Residents say Monday’s fatal crash in Saanich wasn’t unexpected

Speed has long been a concern for neighbours in the Cumberland and Union roads area

Residents feel the crash that claimed a life at the intersection of Cumberland and Union roads wasn’t unexpected.

On Monday around noon, a 19-year-old man driving a motorcycle was struck by a car and died on the scene. The driver of the car, a 16-year-old student from Reynolds Secondary, was uninjured. He is being investigated for dangerous operation of a motor vehicle.

Residents of the area have been voicing their concerns about the intersection for almost 20 years, said resident Craig Fraser.

READ ALSO: One man dies in Saanich collision

He has lived in the area since 2016 and immediately noticed that traffic speed was an issue. The speed limit is 50 km/hr but drivers cruise through at “highway speeds,” he said. Neighbours told him that they went to council several times asking for traffic calming measures such as a four-way stop. According to Fraser, sidewalks were suggested but never installed. He also pointed out sidewalks would not slow traffic.

Saanich Police conducted a speed assessment in the area in 2018 and the results showed an average speed of 39 km/hr with a maximum speed of 91 km/hr.
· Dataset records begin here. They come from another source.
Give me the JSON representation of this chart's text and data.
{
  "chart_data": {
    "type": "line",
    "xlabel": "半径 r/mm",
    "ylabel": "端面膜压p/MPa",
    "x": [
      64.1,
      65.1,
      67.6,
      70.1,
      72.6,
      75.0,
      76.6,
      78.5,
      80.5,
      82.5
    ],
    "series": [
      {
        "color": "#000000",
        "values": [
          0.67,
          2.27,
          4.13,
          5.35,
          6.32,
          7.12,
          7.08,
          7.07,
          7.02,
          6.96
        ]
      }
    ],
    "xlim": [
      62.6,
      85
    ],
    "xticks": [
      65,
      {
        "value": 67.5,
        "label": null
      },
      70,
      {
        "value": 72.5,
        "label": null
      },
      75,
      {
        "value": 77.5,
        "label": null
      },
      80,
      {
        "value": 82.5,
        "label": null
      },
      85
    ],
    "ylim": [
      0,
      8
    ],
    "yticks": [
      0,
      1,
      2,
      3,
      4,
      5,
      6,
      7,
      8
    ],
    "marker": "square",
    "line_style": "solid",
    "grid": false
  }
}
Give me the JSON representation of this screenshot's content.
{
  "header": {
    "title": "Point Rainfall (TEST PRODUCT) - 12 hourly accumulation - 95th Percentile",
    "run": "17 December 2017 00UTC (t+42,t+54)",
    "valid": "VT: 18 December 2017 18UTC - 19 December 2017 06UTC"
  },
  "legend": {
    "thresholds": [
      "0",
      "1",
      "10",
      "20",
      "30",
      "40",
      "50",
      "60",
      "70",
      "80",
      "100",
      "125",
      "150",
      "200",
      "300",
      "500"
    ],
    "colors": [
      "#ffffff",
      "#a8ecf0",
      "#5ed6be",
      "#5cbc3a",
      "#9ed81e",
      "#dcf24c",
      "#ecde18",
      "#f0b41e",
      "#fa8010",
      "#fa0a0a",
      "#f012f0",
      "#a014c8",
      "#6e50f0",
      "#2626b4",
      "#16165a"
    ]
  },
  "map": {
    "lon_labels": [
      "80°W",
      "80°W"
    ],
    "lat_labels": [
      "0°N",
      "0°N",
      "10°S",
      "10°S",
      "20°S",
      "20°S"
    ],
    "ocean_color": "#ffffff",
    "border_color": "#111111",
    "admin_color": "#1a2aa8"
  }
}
READ ALSO: Reynolds Secondary principal pens letter to parents after student involved in fatal crash

Sgt. Julie Fast, public information officer for the Saanich Police, explained that, statistically, the intersection is not a high crash or high speed zone. From 2014 to 2019, only two collisions have occurred at the intersection including Monday’s crash.

Police called it a “quiet residential street,” said Fraser. Residents didn’t feel that was an accurate portrayal of their experiences.

The community will meet on Tuesday evening to discuss next steps and to compile all their individual communications with the district so that they can present to council cohesively. The goal is a four-way stop as it costs less than other traffic calming measures, Fraser explained.

READ ALSO: New stop signs are on the wrong side of the road, say residents

He noted that the district will be conducting another traffic assessment, so neighbours will hold off on speaking to council until those results are in.

Kelsie McLeod, communications manager for Saanich, emphasized that feedback about the intersection is taken seriously and that safety improvements including a sidewalk and crosswalk were already scheduled. Staff will also meet with Saanich Police to discuss the factors that contributed to the recent collision and determine a course of action.

Residents have long been asking each other what it will take for something to be done, said Fraser, and now, “multiple lives have been ruined.” He hopes this situation can be a catalyst for other neighbourhoods experiencing similar traffic issues.

“Don’t wait until something like this happens to put pressure on your local council,” said Fraser.